Doesn’t matter.
It might not be one of Sullivan’s silent assassins. It might be just some poor lost survivor hoping for rescue.
Doesn’t matter. Only one thing matters anymore.
The risk.
5
AT THE HOTEL, Sullivan told me a story about shooting a soldier behind some beer coolers and how bad she felt afterward.
“It wasn’t a gun,” she tried to explain. “It was a crucifix.”
“Why is that important?” I asked. “It could have been a Raggedy Ann doll or a bag of M&Ms. What choice did you have?”
“I didn’t. That’s my point.”
I shook my head. “Sometimes you’re in the wrong place at the wrong time and what happens is nobody’s fault. You just want to feel bad so you’ll feel better.”
“Bad so I feel better?” With a deep blush of anger spreading beneath her freckles. “That makes absolutely no friggin’ sense.”
“‘I killed an innocent guy, but look how guilty I feel about it,’” I explained. “Guy’s still dead.”
She stared at me for a long time. “Well. I see why Vosch wanted you for the team.”
• • •
The green blob of his head advances toward me, weaving through the trees, and now I can see the glint of a rifle through the languid snow. I’m pretty sure it isn’t a crucifix.
Cradling my rifle, leaning my head against the tree as if I’m dozing or looking at the flakes float between the glistening bare branches, lioness in the tall grass.
Fifty yards away. The muzzle velocity of a M16 is 3,100 feet per second. Three feet in a yard, which means he has two-thirds of a second left on Earth.
Hope he spends it wisely.
I swing the rifle around, square my shoulders, and let loose the bullet that completes the circle.
The murder of crows rockets from the trees, a riot of black wings and hoarse, scolding cries. The green ball of light drops and doesn’t rise.
I wait. Better to wait and see what happens next. Five minutes. Ten. No motion. No sound. Nothing but the thunderous silence of snow. The woods feel very empty without the company of the birds. With my back pressed against the tree, I slide up and hold still another couple of minutes. Now I can see the green glow again, on the ground, not moving. I step over the body of the dead recruit. Frozen leaves crackle beneath my boots.
Each footstep measures out the time winding down. Halfway to the body, I realize what I’ve done.

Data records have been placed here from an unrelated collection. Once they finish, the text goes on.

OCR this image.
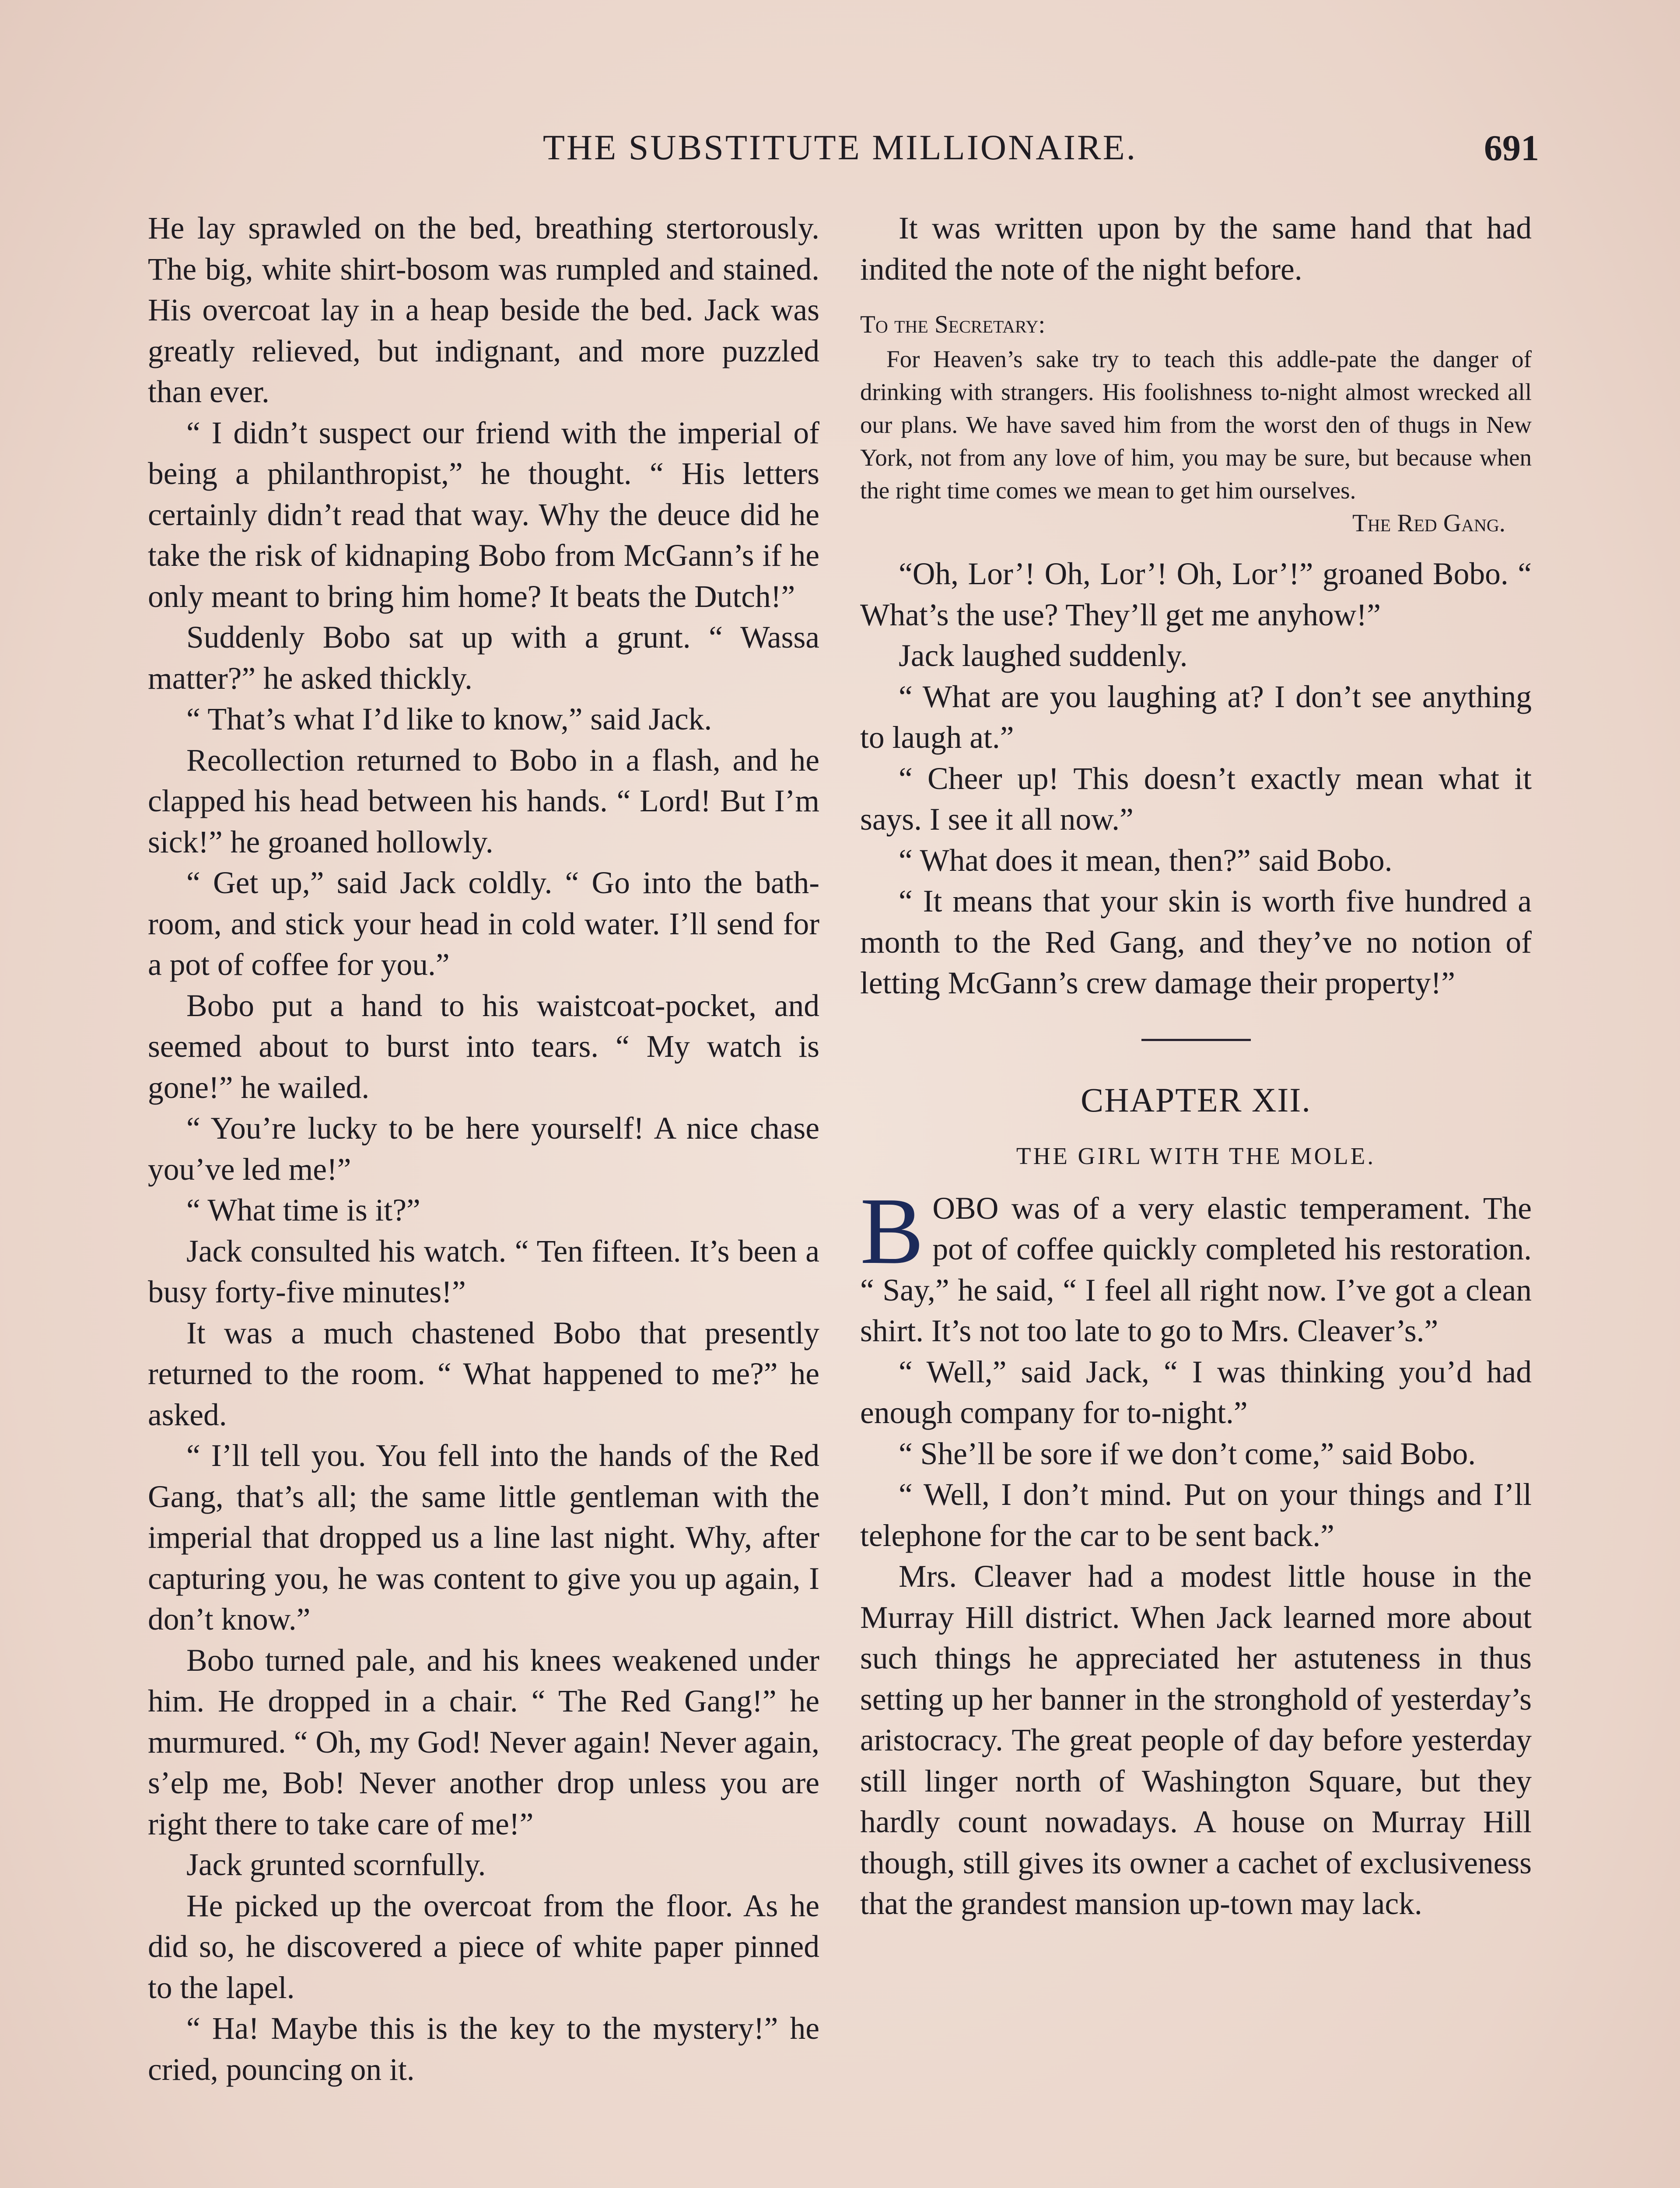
THE SUBSTITUTE MILLIONAIRE.	691

He lay sprawled on the bed, breathing stertorously. The big, white shirt-bosom was rumpled and stained. His overcoat lay in a heap beside the bed. Jack was greatly relieved, but indignant, and more puzzled than ever.

“ I didn’t suspect our friend with the imperial of being a philanthropist,” he thought. “ His letters certainly didn’t read that way. Why the deuce did he take the risk of kidnaping Bobo from McGann’s if he only meant to bring him home? It beats the Dutch!”

Suddenly Bobo sat up with a grunt. “ Wassa matter?” he asked thickly.

“ That’s what I’d like to know,” said Jack.

Recollection returned to Bobo in a flash, and he clapped his head between his hands. “ Lord! But I’m sick!” he groaned hollowly.

“ Get up,” said Jack coldly. “ Go into the bath-room, and stick your head in cold water. I’ll send for a pot of coffee for you.”

Bobo put a hand to his waistcoat-pocket, and seemed about to burst into tears. “ My watch is gone!” he wailed.

“ You’re lucky to be here yourself! A nice chase you’ve led me!”

“ What time is it?”

Jack consulted his watch. “ Ten fifteen. It’s been a busy forty-five minutes!”

It was a much chastened Bobo that presently returned to the room. “ What happened to me?” he asked.

“ I’ll tell you. You fell into the hands of the Red Gang, that’s all; the same little gentleman with the imperial that dropped us a line last night. Why, after capturing you, he was content to give you up again, I don’t know.”

Bobo turned pale, and his knees weakened under him. He dropped in a chair. “ The Red Gang!” he murmured. “ Oh, my God! Never again! Never again, s’elp me, Bob! Never another drop unless you are right there to take care of me!”

Jack grunted scornfully.

He picked up the overcoat from the floor. As he did so, he discovered a piece of white paper pinned to the lapel.

“ Ha! Maybe this is the key to the mystery!” he cried, pouncing on it.

It was written upon by the same hand that had indited the note of the night before.

To the Secretary:
For Heaven’s sake try to teach this addle-pate the danger of drinking with strangers. His foolishness to-night almost wrecked all our plans. We have saved him from the worst den of thugs in New York, not from any love of him, you may be sure, but because when the right time comes we mean to get him ourselves.
The Red Gang.

“Oh, Lor’! Oh, Lor’! Oh, Lor’!” groaned Bobo. “ What’s the use? They’ll get me anyhow!”

Jack laughed suddenly.

“ What are you laughing at? I don’t see anything to laugh at.”

“ Cheer up! This doesn’t exactly mean what it says. I see it all now.”

“ What does it mean, then?” said Bobo.

“ It means that your skin is worth five hundred a month to the Red Gang, and they’ve no notion of letting McGann’s crew damage their property!”

CHAPTER XII.
THE GIRL WITH THE MOLE.

BOBO was of a very elastic temperament. The pot of coffee quickly completed his restoration. “ Say,” he said, “ I feel all right now. I’ve got a clean shirt. It’s not too late to go to Mrs. Cleaver’s.”

“ Well,” said Jack, “ I was thinking you’d had enough company for to-night.”

“ She’ll be sore if we don’t come,” said Bobo.

“ Well, I don’t mind. Put on your things and I’ll telephone for the car to be sent back.”

Mrs. Cleaver had a modest little house in the Murray Hill district. When Jack learned more about such things he appreciated her astuteness in thus setting up her banner in the stronghold of yesterday’s aristocracy. The great people of day before yesterday still linger north of Washington Square, but they hardly count nowadays. A house on Murray Hill though, still gives its owner a cachet of exclusiveness that the grandest mansion up-town may lack.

Teacup lies curled into a tight ball beside a fallen tree, her face covered in the crumbs of last year’s leaves.
Behind a row of empty beer coolers, a dying man hugged a bloody crucifix to his chest. His killer didn’t have a choice. They gave her no choice. Because of the risk. To her. To them.
I kneel beside her. Her eyes are wide with pain. She reaches for me with hands dark crimson in the gray light.
“Teacup,” I whisper. “Teacup, what are you doing here? Where’s Zombie?”
I scan the woods but don’t hear or see him or anyone else. Her chest heaves and frothy blood boils over her lips. She’s choking. I gently push her face toward the ground to clear her mouth.
She must have heard me cursing. That’s how she found me, by my own voice.
Teacup screams. The sound knifes through the stillness, bounces and ricochets off the trees. Unacceptable. I press my hand down hard over her bloody lips and tell her to hush. I don’t know who shot the kid I found, but whoever did it can’t be far. If the sound of my rifle doesn’t bring him back to investigate, her screaming will.